We are working on the epigenetic basis of cell identity in mammals.
Differentiation from a cell to a specialised cell is a complex process that requires the coordinated action of different levels of regulation to ensure the acquisition of a new expression pattern. However, our knowledge of the machinery that orchestrates this process remains largely incomplete.
Our team is studying this question by investigating the mechanisms that coordinate the different levels of epigenetic regulation during the acquisition of a neural identity and their deregulation in a pathological context.
We use Genomic Imprinting in mouse and malignant gliomas in humans as a framework.
Healthy Context: Genomic Imprinting
Genomic imprinting restricts the expression of nearly 150 mammalian genes to a single parental allele. These genes play a key role in both growth control and the brain. In addition to cancers, deregulation of imprinting leads to several rare pathologies, including some severe neurodevelopmental disorders, highlighting the importance of defining the tissue-specific control mechanisms of imprinting in order to establish the causes of these pathologies.
At the molecular level, these genes are grouped into about twenty domains, each regulated by an Imprinting Control Region (ICR) and the concerted action of several levels of epigenetic regulation. However, the mechanisms that coordinate this multi-scale regulation and allow the ICR to remotely instruct the mono-allelic expression of domain genes during the acquisition of a cellular identity remain poorly understood.

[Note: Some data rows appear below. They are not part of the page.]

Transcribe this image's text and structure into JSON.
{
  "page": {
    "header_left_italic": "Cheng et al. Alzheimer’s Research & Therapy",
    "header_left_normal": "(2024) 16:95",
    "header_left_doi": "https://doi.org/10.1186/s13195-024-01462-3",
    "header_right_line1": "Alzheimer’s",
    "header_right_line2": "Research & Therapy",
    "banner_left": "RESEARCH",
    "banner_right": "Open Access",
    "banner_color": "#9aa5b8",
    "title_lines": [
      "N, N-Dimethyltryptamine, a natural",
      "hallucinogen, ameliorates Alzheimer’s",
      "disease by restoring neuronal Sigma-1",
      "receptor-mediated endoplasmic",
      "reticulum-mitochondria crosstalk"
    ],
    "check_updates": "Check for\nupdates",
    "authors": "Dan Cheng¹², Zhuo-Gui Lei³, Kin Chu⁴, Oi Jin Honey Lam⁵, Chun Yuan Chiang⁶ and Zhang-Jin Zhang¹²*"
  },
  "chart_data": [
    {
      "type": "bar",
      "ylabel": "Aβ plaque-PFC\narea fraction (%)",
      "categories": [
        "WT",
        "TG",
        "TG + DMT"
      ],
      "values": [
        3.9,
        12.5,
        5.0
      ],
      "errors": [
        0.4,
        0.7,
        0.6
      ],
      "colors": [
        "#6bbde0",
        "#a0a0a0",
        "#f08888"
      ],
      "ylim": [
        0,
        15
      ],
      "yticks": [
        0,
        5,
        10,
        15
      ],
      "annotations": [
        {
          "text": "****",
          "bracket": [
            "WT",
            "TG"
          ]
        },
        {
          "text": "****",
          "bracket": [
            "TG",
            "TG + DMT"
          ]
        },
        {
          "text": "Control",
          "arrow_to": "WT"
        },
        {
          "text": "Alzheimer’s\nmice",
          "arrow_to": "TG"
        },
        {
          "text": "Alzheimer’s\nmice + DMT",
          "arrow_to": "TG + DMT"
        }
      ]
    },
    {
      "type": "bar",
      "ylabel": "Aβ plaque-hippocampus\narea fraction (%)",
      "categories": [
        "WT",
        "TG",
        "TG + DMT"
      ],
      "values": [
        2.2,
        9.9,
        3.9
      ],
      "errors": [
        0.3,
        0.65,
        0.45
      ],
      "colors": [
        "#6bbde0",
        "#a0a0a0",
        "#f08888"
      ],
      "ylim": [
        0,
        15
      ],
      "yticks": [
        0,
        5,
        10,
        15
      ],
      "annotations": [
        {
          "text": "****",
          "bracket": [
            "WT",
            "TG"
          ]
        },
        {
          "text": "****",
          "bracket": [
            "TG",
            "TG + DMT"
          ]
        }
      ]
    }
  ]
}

Our data indicate the importance of bivalence dynamics, and of the H3K27me3 mark in particular, at the ICR in this process. They also suggest the involvement of the 3D genome structure and chromatin loops through which the ICR can physically interact with distal genes and regulatory regions.
Based on these findings, we have developed an integrated multi-scale approach combining molecular, epigenetic, 3D genome conformation and bioinformatics analyses conducted in a corticogenesis model to identify the factors that coordinate the expression of imprinted genes during murine neural stem cell formation.
Pathological Context : Glioma
This project aims to identify the mechanisms that coordinate the different levels of epigenetic regulation by investigating the causes and consequences of their alteration in malignant glioma, one of the most common types of brain tumours. Collaborations with clinical teams allow us to carry out this study on samples from the Auvergne Glioma Tumorotheque and glioblastoma initiating cell lines (GIC). An exhaustive molecular study allowed us to reveal that the majority of transcriptional defects in gliomas are not related to DNA methylation defects but rather due to an alteration in the control of H3K27me3 (here). The search for the causes of this alteration leads us to study in more detail the (de)regulation of HOX genes, for which we have established that the alteration is a signature of the most aggressive gliomas.
To identify new candidates we have undertaken, in a parallel approach, to explore the link between deregulation of transposable elements and alteration of H3K27me3 in cancer cells. Our original hypothesis is that antisense transcription from L1 repeats can induce aberrant expression of adjacent genes, in the form of so-called LINE-1 chimeric transcripts (LCTs), which in turn influence the dynamics of the H3K27me3 mark. We have previously developed the CLIFinder bioinformatics tool to identify these chimeric transcripts from RNA seq data (here). With this tool, we have, for the first time, established the panorama of LCTs in aggressive gliomas and undertaken to characterise the altered genes in CIGs.